The Rincon Valley Christian boys basketball team was playing recently — coach Darren Nelson believes it was a home game against St. Vincent — when one of the Eagles got the ball via a rebound or steal and started dribbling the length of the floor. This kid was one of Rincon Valley's best players, but not a particularly good ball handler.
As the boy ran past the RVC bench, Nelson was faced with a classic decision: to call, or not call, a timeout. The coach refrained. The player lost the ball out of bounds.
"We ended up winning," Nelson said. "But if I could have gone back and changed one thing in that game, that's one time I could have called one and didn't."
For most basketball fans, timeouts are downtime — a chance to catch your breath, let your mind wander from the action or engage in a little conversation. For coaches they are a means to reroute momentum, update strategy or send a pointed message, and are held in the same regard that a shipwrecked man might treat his last few bottles of water.
"Kids need guidance, and they also need motivation," said Cardinal Newman girls coach Monica Mertle, who played collegiately at St. Mary's and UC Davis. "For that reason, timeouts are really critical to the game, and how you use them is critical."
Logistics of the timeout
The spatial layout of a timeout tends to follow a classic form: the five players who are in the game at that time seated on the bench (or on the chairs that form "the bench") and looking toward the court, the coach facing them while squatting or sitting, the rest of the players and assistants fanned out behind the coach.
Sonoma Valley girls coach Sil Coccia wishes he could set up chairs on the court, like they do during lengthy TV timeouts in college.
He has to light into his players occasionally, and would rather do it out of the earshot of parents. Alas, high school timeouts aren't long enough.
As it is, you find variations in the form.
"We stand during out timeouts," Mertle said. "I find it's a way to keep the girls focused, instead of sitting and losing track of what's going on."

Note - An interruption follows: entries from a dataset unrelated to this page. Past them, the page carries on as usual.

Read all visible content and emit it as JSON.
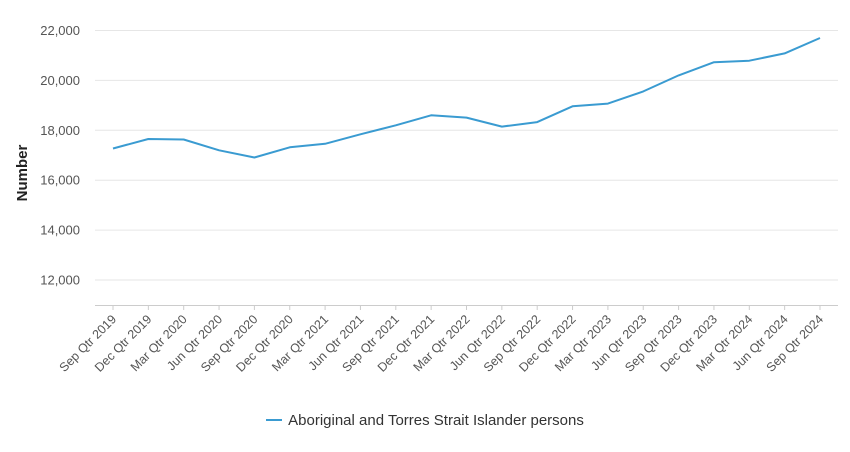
{
  "chart_data": {
    "type": "line",
    "xlabel": "",
    "ylabel": "Number",
    "ylim": [
      11000,
      22500
    ],
    "yticks": [
      12000,
      14000,
      16000,
      18000,
      20000,
      22000
    ],
    "ytick_labels": [
      "12,000",
      "14,000",
      "16,000",
      "18,000",
      "20,000",
      "22,000"
    ],
    "grid": true,
    "legend_position": "bottom",
    "categories": [
      "Sep Qtr 2019",
      "Dec Qtr 2019",
      "Mar Qtr 2020",
      "Jun Qtr 2020",
      "Sep Qtr 2020",
      "Dec Qtr 2020",
      "Mar Qtr 2021",
      "Jun Qtr 2021",
      "Sep Qtr 2021",
      "Dec Qtr 2021",
      "Mar Qtr 2022",
      "Jun Qtr 2022",
      "Sep Qtr 2022",
      "Dec Qtr 2022",
      "Mar Qtr 2023",
      "Jun Qtr 2023",
      "Sep Qtr 2023",
      "Dec Qtr 2023",
      "Mar Qtr 2024",
      "Jun Qtr 2024",
      "Sep Qtr 2024"
    ],
    "series": [
      {
        "name": "Aboriginal and Torres Strait Islander persons",
        "color": "#3a9bd1",
        "values": [
          17270,
          17650,
          17630,
          17200,
          16910,
          17320,
          17460,
          17840,
          18200,
          18600,
          18510,
          18150,
          18330,
          18960,
          19070,
          19560,
          20200,
          20730,
          20790,
          21080,
          21700
        ]
      }
    ]
  }
}
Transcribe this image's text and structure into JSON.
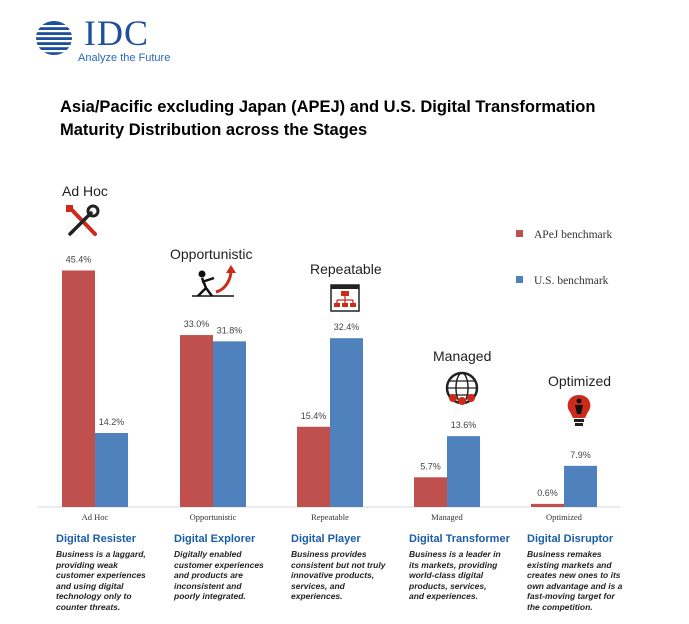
{
  "logo": {
    "text": "IDC",
    "tagline": "Analyze the Future"
  },
  "title_line1": "Asia/Pacific excluding Japan (APEJ) and U.S. Digital Transformation",
  "title_line2": "Maturity Distribution across the Stages",
  "colors": {
    "apej": "#c0504d",
    "us": "#4f81bd",
    "accent_blue": "#1a5ea8"
  },
  "chart_data": {
    "type": "bar",
    "title": "Asia/Pacific excluding Japan (APEJ) and U.S. Digital Transformation Maturity Distribution across the Stages",
    "categories": [
      "Ad Hoc",
      "Opportunistic",
      "Repeatable",
      "Managed",
      "Optimized"
    ],
    "stage_headers": [
      "Ad Hoc",
      "Opportunistic",
      "Repeatable",
      "Managed",
      "Optimized"
    ],
    "series": [
      {
        "name": "APeJ benchmark",
        "values": [
          45.4,
          33.0,
          15.4,
          5.7,
          0.6
        ],
        "labels": [
          "45.4%",
          "33.0%",
          "15.4%",
          "5.7%",
          "0.6%"
        ]
      },
      {
        "name": "U.S. benchmark",
        "values": [
          14.2,
          31.8,
          32.4,
          13.6,
          7.9
        ],
        "labels": [
          "14.2%",
          "31.8%",
          "32.4%",
          "13.6%",
          "7.9%"
        ]
      }
    ],
    "ylim": [
      0,
      50
    ],
    "grid": false,
    "legend": "top-right"
  },
  "stage_icons": [
    "tools-icon",
    "climber-icon",
    "flowchart-icon",
    "network-globe-icon",
    "lightbulb-person-icon"
  ],
  "descriptions": [
    {
      "title": "Digital Resister",
      "lines": [
        "Business  is a laggard,",
        "providing weak",
        "customer experiences",
        "and using digital",
        "technology only to",
        "counter threats."
      ]
    },
    {
      "title": "Digital Explorer",
      "lines": [
        "Digitally enabled",
        "customer experiences",
        "and products  are",
        "inconsistent  and",
        "poorly integrated."
      ]
    },
    {
      "title": "Digital Player",
      "lines": [
        "Business  provides",
        "consistent  but not truly",
        "innovative products,",
        "services,  and",
        "experiences."
      ]
    },
    {
      "title": "Digital Transformer",
      "lines": [
        "Business  is a leader in",
        "its markets, providing",
        "world-class  digital",
        "products, services,",
        "and experiences."
      ]
    },
    {
      "title": "Digital Disruptor",
      "lines": [
        "Business  remakes",
        "existing markets and",
        "creates new ones to its",
        "own advantage and is a",
        "fast-moving target for",
        "the competition."
      ]
    }
  ]
}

"One of my assistants will grab a chair for me, facing the players," Nelson said. "He'll hand me a clipboard and pen, ready to go. That's where having good assistant coaches makes a difference."
Nelson will sometimes turn over control of the timeout if one of those assistants has something specific to impart. Bill Heath, who coaches the Ukiah boys, said he runs defensive timeouts, while assistant Von Pena runs offensive timeouts. Because of the time constraints, the message tends to be to the point.
"If it's a 30-second timeout, I tell 'em one thing," Cardinal Newman boys coach Tom Bonfigli said. "If it's a full, I'll tell 'em maybe two or three, that's it. Sometimes a team tries to do too much, or there are too many people talking."